White was one of the more than 100 scientists, engineers, farmers, entrepreneurs, policy-makers, educators, artists, students and others who met Feb. 3-5 at Arizona State University to create awareness and change around global phosphorus use at the Sustainable Phosphorus (P) Summit.
"The P Summit was an important milestone in the emerging global dialogue around phosphorus scarcity and sustainability," says summit speaker Dana Cordell, a researcher with the University of Technology in Sydney, Australia, and co-founder of the Global Phosphorus Research Initiative in 2008.
"The summit was distinguished by its participatory, interdisciplinary and creative approach that allowed participants from diverse backgrounds to share their different knowledge and perspectives on the global phosphorus challenge," states Cordell. "It was very solution-focused and came up with strategies for how we might move together toward a more sustainable situation."

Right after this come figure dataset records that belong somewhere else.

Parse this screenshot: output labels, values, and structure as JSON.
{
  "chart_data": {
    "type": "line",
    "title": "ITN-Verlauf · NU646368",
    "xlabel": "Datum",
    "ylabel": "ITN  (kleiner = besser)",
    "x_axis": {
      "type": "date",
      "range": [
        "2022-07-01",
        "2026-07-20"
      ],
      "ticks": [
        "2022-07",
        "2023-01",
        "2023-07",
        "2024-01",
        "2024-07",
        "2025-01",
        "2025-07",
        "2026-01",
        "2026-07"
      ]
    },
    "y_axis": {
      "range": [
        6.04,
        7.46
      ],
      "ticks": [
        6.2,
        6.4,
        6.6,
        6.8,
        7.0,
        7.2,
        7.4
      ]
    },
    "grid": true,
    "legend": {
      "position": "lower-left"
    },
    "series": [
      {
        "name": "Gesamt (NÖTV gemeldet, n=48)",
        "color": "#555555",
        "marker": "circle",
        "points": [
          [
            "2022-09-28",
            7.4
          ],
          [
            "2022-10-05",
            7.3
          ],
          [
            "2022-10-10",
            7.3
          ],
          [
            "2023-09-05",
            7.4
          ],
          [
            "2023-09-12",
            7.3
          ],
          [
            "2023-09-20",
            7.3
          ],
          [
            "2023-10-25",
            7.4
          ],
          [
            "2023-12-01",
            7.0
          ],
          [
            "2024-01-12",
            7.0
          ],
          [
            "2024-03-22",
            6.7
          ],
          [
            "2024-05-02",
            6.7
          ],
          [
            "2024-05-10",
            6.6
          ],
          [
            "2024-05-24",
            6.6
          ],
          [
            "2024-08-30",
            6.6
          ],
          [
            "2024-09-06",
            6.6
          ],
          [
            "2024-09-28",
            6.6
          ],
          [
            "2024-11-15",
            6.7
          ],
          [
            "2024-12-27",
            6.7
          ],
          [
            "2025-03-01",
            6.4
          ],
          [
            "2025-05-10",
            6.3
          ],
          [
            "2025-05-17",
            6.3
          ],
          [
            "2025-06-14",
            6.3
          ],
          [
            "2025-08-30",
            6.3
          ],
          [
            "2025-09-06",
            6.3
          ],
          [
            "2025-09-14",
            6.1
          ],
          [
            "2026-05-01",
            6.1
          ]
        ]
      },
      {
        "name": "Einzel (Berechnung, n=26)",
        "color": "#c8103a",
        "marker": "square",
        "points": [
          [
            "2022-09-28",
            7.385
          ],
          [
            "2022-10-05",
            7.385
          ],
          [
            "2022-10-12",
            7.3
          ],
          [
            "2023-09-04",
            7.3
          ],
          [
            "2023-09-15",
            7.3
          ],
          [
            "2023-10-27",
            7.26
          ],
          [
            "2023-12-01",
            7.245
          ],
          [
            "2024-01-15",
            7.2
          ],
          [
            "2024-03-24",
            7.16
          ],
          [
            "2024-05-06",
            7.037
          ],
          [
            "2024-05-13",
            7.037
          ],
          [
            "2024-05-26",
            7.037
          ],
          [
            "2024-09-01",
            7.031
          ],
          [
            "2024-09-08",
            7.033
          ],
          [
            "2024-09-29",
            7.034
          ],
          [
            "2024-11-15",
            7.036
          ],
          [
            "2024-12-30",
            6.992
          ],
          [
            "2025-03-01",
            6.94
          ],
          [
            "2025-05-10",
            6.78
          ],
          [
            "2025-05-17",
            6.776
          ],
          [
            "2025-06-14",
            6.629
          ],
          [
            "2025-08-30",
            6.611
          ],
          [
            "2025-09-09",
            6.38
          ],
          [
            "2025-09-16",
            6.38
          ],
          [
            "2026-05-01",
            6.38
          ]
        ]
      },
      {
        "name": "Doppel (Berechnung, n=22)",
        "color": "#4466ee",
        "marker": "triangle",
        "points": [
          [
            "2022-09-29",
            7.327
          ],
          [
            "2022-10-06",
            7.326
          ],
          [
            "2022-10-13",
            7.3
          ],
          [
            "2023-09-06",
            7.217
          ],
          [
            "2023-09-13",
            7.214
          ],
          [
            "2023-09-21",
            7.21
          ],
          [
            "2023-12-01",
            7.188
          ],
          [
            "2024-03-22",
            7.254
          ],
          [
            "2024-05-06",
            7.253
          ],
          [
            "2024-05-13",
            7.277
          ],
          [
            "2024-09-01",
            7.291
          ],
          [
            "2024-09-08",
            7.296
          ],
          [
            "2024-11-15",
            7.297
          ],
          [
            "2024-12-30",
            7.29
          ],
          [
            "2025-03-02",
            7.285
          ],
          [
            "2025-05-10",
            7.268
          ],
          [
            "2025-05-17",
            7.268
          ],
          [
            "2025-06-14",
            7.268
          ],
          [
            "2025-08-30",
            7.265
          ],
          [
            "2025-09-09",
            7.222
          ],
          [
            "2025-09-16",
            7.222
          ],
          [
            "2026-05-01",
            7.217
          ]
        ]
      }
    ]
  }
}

The 3-day summit was the first international gathering on U.S. soil around this growing global sustainability challenge. Developed by ASU doctoral and postdoctoral students as part of the School of Life Sciences' Frontiers in Life Sciences conference series, the gathering has spurred a diverse series of new collaborations: the development of a collective consensus statement, the launch of a global resource network, an art show and a book project.
The consensus statement, released Feb. 10, reflects the optimism coming out of the summit around solution-building. It states that "by closing the human phosphorus cycle and transforming wastes into resources and uncertainty into security, humanity can implement a 'new alchemy' in which people become more secure and enjoy greater well-being in a healthy environment."
Among the points highlighted in the consensus statement are: http://sols.asu.edu/frontiers/2011/consensus.php
The workshops, poster sessions and panels held at the ASU summit will also fuel a P-book. Book chapters will define the scale and scope of P sustainability problem, develop and communicate possible solutions for achieving sustainable P use. Contributors hope it help raise public awareness about the issue in an accessible way, locally and globally.
The project will be led by summit organizers Karl Wyant and Jessica Corman, life sciences doctoral students in ASU's College of Liberal Arts and Sciences, and James Elser, Regents' Professor and expert in biogeochemical cycling of phosphorus.
"Citizens don't have to look far to see that the negative consequences of unsustainable P use are already around us," say Wyant and Corman.
Events like the current unrest in Egypt and the linkage to food security issues illustrate the fragility and interconnectedness of the world food supply. Corman and Wyant point out that more than 40 countries experienced food riots in 2008 due to rising food prices, due in part to a 700 percent spike in phosphorus fertilizer costs. Moreover, phosphorus resources are limited to five countries in the world, with the bulk of the world's resources held by Morocco.
Despite the United States being amongst the highest consumers of P, the depletion of phosphorus supplies and the potential opportunities to close the human P cycle have largely gone unnoticed, says Corman. However, positive change can be found, for example, in Sweden, where the environmental protection agency has set a goal to recycle 60 percent of P from sewage sludge by 2015.
"We are at a juncture in the issue of P sustainability where positive solutions are still attainable," says Wyant.
"The global scale and importance of P sustainability make it essential to address this issue with international and transdisciplinary collaborations," Corman says. "Better measures are needed to conserve, recover, and recycle P. The time has come to close the human phosphorus cycle."
To aid in building a platform for dialogue now that the summit has passed, Cordell and White have launched the Global Phosphorus Network (http://globalpnetwork.net/), a resource to connect those interested in issues surrounding phosphorus sustainability and foster the new transdisciplinary research and solutions identified during the summit.
"This problem is multidimensional and requires insights and perspectives from all areas of human endeavor," says Arizona State's Elser.
"If you use a disciplinary hammer, everything looks like a nail," notes White, who delivered the summit's closing plenary talk.